Regarding inspections, dozens of people have called on the board to conduct unannounced visits rather than carefully orchestrated tours. Surprise inspections are common in other industries, from nursing homes to restaurants. Advocates wanted something similar.
The board compiled a 101-page assessment of the listening session notes. It also rolled out part of the new inspection process earlier this month during an at-times contentious meeting about the group’s mission — or lack thereof.

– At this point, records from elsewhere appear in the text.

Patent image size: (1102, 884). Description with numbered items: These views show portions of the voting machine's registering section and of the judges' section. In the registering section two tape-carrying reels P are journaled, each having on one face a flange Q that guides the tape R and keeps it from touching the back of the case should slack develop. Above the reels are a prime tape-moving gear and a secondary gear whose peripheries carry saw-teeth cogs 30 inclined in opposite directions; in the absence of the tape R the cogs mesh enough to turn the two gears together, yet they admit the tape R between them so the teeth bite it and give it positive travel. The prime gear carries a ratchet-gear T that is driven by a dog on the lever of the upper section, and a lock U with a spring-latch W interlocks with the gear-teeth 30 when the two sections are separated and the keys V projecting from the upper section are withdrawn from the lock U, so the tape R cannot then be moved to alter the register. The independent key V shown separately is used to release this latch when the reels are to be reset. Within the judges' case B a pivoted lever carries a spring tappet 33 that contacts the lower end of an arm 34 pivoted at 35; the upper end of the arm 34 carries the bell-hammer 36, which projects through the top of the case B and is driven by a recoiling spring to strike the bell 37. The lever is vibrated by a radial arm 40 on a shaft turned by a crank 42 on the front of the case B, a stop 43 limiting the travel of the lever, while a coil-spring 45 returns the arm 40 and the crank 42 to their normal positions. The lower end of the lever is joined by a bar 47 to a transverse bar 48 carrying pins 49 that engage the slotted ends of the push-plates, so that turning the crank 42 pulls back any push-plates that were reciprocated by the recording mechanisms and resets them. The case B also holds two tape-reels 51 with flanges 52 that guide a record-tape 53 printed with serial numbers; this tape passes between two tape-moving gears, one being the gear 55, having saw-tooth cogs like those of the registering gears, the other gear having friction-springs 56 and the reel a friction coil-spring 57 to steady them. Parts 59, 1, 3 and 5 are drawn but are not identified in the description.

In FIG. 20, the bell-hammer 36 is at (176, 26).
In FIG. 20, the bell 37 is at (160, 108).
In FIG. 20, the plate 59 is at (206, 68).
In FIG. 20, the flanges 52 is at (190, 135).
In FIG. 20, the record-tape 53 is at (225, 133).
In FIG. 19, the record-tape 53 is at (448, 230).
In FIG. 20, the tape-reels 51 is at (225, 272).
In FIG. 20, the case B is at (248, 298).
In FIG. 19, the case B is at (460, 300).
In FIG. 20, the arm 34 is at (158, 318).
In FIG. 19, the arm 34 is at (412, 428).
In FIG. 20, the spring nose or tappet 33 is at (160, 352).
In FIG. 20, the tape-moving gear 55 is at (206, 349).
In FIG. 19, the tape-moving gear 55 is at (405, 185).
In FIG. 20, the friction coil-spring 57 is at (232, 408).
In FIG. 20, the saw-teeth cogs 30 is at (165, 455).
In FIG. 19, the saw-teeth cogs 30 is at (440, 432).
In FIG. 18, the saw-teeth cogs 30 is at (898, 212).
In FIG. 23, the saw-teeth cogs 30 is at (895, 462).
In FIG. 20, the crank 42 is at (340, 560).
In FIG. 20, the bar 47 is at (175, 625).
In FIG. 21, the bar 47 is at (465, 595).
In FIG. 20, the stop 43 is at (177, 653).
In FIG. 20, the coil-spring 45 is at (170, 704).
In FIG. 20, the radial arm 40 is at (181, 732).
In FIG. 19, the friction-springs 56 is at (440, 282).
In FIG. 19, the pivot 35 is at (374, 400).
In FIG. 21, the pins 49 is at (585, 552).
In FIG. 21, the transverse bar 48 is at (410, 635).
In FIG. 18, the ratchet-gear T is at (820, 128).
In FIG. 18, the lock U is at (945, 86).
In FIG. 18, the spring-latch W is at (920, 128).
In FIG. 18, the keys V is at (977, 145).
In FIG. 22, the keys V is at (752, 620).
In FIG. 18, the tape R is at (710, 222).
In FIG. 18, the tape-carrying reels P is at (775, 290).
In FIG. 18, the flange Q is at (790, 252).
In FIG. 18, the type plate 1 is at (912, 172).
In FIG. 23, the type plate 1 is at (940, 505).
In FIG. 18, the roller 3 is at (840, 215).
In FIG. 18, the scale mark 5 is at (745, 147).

“I just don’t even see the purpose of what we do if it’s announced and what is stopping us from making unannounced inspections,” said Scott Budnick, a board member and justice reform advocate. Then he got at the heart of the question so many have asked for months: “Are we their friends, or are we the inspectors?”
Linda Penner, the chair of the board who once ran Fresno County’s juvenile hall, said she didn’t know about the feasibility of unannounced visits. But in that meeting five days before the LAO report came out, she said she had been in “repeated conversations” with Newsom’s office discussing the jail oversight and “what would have to change” to enact reforms.
“We don’t operate in a vacuum,” she said. “We don’t listen just because we plan on doing nothing.”
She didn’t elaborate. In a prepared statement after the report came out, she said she was “pleased with the progress” from the past year and welcomed the LAO’s input.
A spokesperson for Newsom’s office declined to comment.